[caption id="attachment_189825" align="aligncenter" width="500" caption="Ilustrasi/Admin (Shutterstock)"][/caption]
Sudah menjadi lelucon umum, bahwa dokter selalu mempunyai tulisan tangan (handwriting) yang sangat jelek dan mendapat julukan cakar ayam. Dalam bahasa Inggris pun tulisan ini dinamakan dengan ‘chicken scratches’. Dan tulisan cakar ayam ini terejawantah dalam resep obat untuk pasien yang akan dibeli pada apotek. Apakah petugas apotek selalu mampu dan akurat membaca tulisan cakar ayam di resep ini? Ternyata mitos yang mengatakan bahwa petugas apotek mempunyai indra ke enam di dalam membaca tulisan slordig dokter tak sepenuhnya benar. Penelitian yang dilakukan di AS menunjukkan bahwa 37 persen dari resep-resep ini salah baca.
Salah baca resep dokter ini tentu berimplikasi apotek keliru memberikan obat pada pasien. Efek yang ditimbulkan mulai dari yang ringan, seperti alergi (biduran), diare sampai dengan yang fatal. Menurut data di AS sejumlah 7.000 kematian per tahun terjadi gara-gara salah baca tulisan cakar ayam dokter. Zaman sudah maju dengan penerapan sistem digital pada ranah kedokteran, tetapi dokter masih memelihara paradigma kuno di dalam menuliskan resep yaitu dengan tulisan tangannya.
Di negara-negara maju, kini sudah dikembangkan resep elektronik yang disebut dengan ’e-prescription’. Dengan e-prescription ini terbukti terjadi penurunan drastis dari kesalahan (error) baik dari penulisan oleh dokter maupun dari pembacaan oleh apoteker. Kalau pada resep tulisan tangan kemungkinan salah sekitar 37 persen, maka dengan e-prescription’ hanya sekitar 7 persen saja.
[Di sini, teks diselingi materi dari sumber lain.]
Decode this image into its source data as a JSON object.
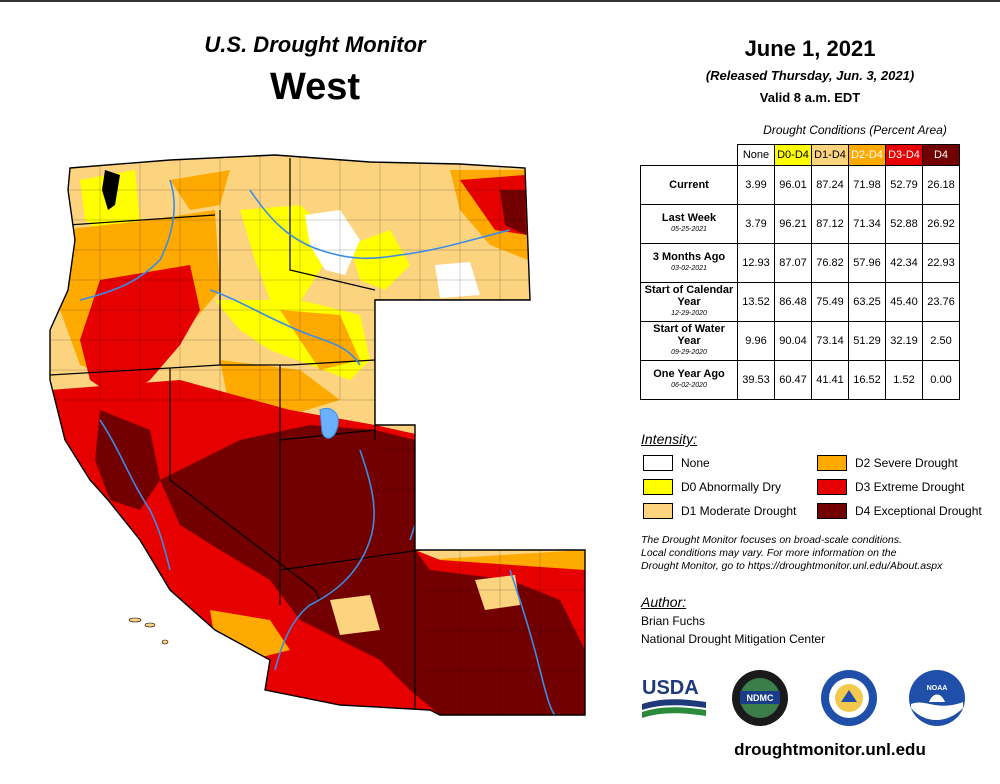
{
  "title": {
    "monitor": "U.S. Drought Monitor",
    "region": "West"
  },
  "date": {
    "main": "June 1, 2021",
    "released": "(Released Thursday, Jun. 3, 2021)",
    "valid": "Valid 8 a.m. EDT"
  },
  "table": {
    "caption": "Drought Conditions (Percent Area)",
    "columns": [
      {
        "label": "None",
        "color": "#ffffff",
        "text_color": "#000000"
      },
      {
        "label": "D0-D4",
        "color": "#ffff00",
        "text_color": "#000000"
      },
      {
        "label": "D1-D4",
        "color": "#fcd37f",
        "text_color": "#000000"
      },
      {
        "label": "D2-D4",
        "color": "#ffaa00",
        "text_color": "#ffffff"
      },
      {
        "label": "D3-D4",
        "color": "#e60000",
        "text_color": "#ffffff"
      },
      {
        "label": "D4",
        "color": "#730000",
        "text_color": "#ffffff"
      }
    ],
    "rows": [
      {
        "label": "Current",
        "sub": "",
        "values": [
          "3.99",
          "96.01",
          "87.24",
          "71.98",
          "52.79",
          "26.18"
        ]
      },
      {
        "label": "Last Week",
        "sub": "05-25-2021",
        "values": [
          "3.79",
          "96.21",
          "87.12",
          "71.34",
          "52.88",
          "26.92"
        ]
      },
      {
        "label": "3 Months Ago",
        "sub": "03-02-2021",
        "values": [
          "12.93",
          "87.07",
          "76.82",
          "57.96",
          "42.34",
          "22.93"
        ]
      },
      {
        "label": "Start of Calendar Year",
        "sub": "12-29-2020",
        "values": [
          "13.52",
          "86.48",
          "75.49",
          "63.25",
          "45.40",
          "23.76"
        ]
      },
      {
        "label": "Start of Water Year",
        "sub": "09-29-2020",
        "values": [
          "9.96",
          "90.04",
          "73.14",
          "51.29",
          "32.19",
          "2.50"
        ]
      },
      {
        "label": "One Year Ago",
        "sub": "06-02-2020",
        "values": [
          "39.53",
          "60.47",
          "41.41",
          "16.52",
          "1.52",
          "0.00"
        ]
      }
    ]
  },
  "intensity": {
    "heading": "Intensity:",
    "items": [
      {
        "label": "None",
        "color": "#ffffff"
      },
      {
        "label": "D0 Abnormally Dry",
        "color": "#ffff00"
      },
      {
        "label": "D1 Moderate Drought",
        "color": "#fcd37f"
      },
      {
        "label": "D2 Severe Drought",
        "color": "#ffaa00"
      },
      {
        "label": "D3 Extreme Drought",
        "color": "#e60000"
      },
      {
        "label": "D4 Exceptional Drought",
        "color": "#730000"
      }
    ]
  },
  "disclaimer": {
    "line1": "The Drought Monitor focuses on broad-scale conditions.",
    "line2": "Local conditions may vary. For more information on the",
    "line3": "Drought Monitor, go to https://droughtmonitor.unl.edu/About.aspx"
  },
  "author": {
    "heading": "Author:",
    "name": "Brian Fuchs",
    "org": "National Drought Mitigation Center"
  },
  "logos": {
    "usda": "USDA",
    "ndmc": "NDMC",
    "noaa": "NOAA"
  },
  "url": "droughtmonitor.unl.edu",
  "colors": {
    "d0": "#ffff00",
    "d1": "#fcd37f",
    "d2": "#ffaa00",
    "d3": "#e60000",
    "d4": "#730000",
    "water": "#6ab0ff",
    "river": "#3c8ce6"
  }
}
Namun karena program perangkat lunak e-prescription ini cukup mahal (bisa mencapai puluhan ribu dollar), pada tahun 2011 di AS baru 36 persen resep obat yang dituliskan secara elektronik.
Di Australia, praktis resep tulisan tangan dokter sudah dihapuskan dan diganti dengan resep elektronik. Program yang didanai pemerintah ini sudah dimulai sepuluh tahun yang lalu. Sekalipun dokter menuliskan resep melalui komputer, hingga sekarang resep ini belum bisa ditransfer langsung ke apotek. Jadi resep elektronik ini akan di-print dahulu pada kertas dan kemudian akan dibawa ke petugas apotek (pharmacist). Jauh lebih mendingan daripada berteka-teki menebak tulisan cacing si dokter.
Mungkin dalam tempo sepuluh atau dua puluh tahun lagi, buku resep yang menjadi andalan dokter untuk menuliskan daftar obat yang harus ditebus pasien akan bermukim dalam museum benda-benda medis kuno. Dan barangkali pada masa itu, kita akan bernostalgia mengenang tulisan cakar ayam sang dokter.